Data Channels in Refgenieserver

Overview

Data channels provide a way for a third-party user to provide recipes and asset classes to the refgenie ecosystem. Refgenie users or servers can then subscribe to different channels, which makes available the recipes from those channels.

Configuring Data Channels

Data channels in refgenieserver are configured using a YAML file that lists all available channels and their properties. When deploying a refgenieserver instance, you can specify the path to this configuration file using the DATA_CHANNELS_CONFIG_PATH environment variable. If this variable is not set, the server will look for a default file (typically named data_channels.yaml) in the project directory.

At server startup, the configuration is loaded and validated. If the configuration file is missing, empty, or invalid, the server will not start and will raise an error. This ensures that only valid data channel configurations are used.

The server also provides an endpoint to list all available data channels, making it easy for users and administrators to verify which channels are currently active.

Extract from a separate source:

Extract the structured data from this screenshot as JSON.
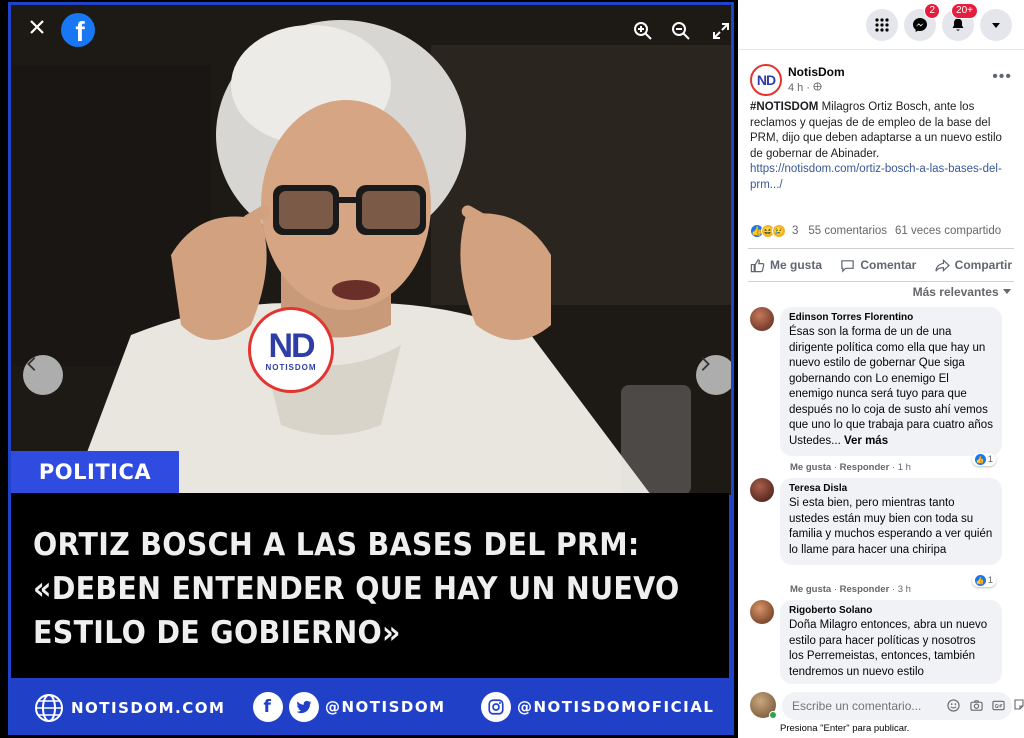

How Refgenieserver Handles Data Channels

Static file hosting: Data channels are simply static files (YAML definitions) hosted by third-party providers. Each channel must expose an index.yaml file listing all available asset class and recipe files, following the standard format:

asset_class:
  dir: asset_classes
  files:
    - bowtie2_index_asset_class.yaml
    - bwa_index_asset_class.yaml
    - fasta_asset_class.yaml
recipe:
  dir: recipes
  files:
    - bowtie2_index_asset_recipe.yaml
    - bwa_index_asset_recipe.yaml
    - fasta_asset_recipe.yaml

Channel aggregation: Refgenieserver can be configured with multiple data channels (a dictionary mapping channel names to their index.yaml URLs). At server startup, it compiles an aggregated in-memory index from all configured channels, making all definitions available through a unified interface.
Transparent routing: When a user requests a file (e.g., an asset class or recipe), refgenieserver transparently redirects the request to the appropriate data channel and file. To the end user, it appears as if they are interacting with a single, seamless data channel, even if the content is aggregated from multiple sources.
Dynamic updates: The server can refresh and recompile the index as needed, ensuring users always have access to the latest definitions from all configured channels.

Example Use Case

Suppose you have several organizations or teams each maintaining their own data channel. Refgenieserver can aggregate all these channels, so users only need to point their refgenie client to a single server endpoint to access all available asset classes and recipes.

Benefits

Centralized access: Aggregate and serve multiple data channels from a single endpoint.
Scalability: Easily add or remove channels as your ecosystem grows.
Transparency: Users do not need to know the details of each channel; routing is handled automatically.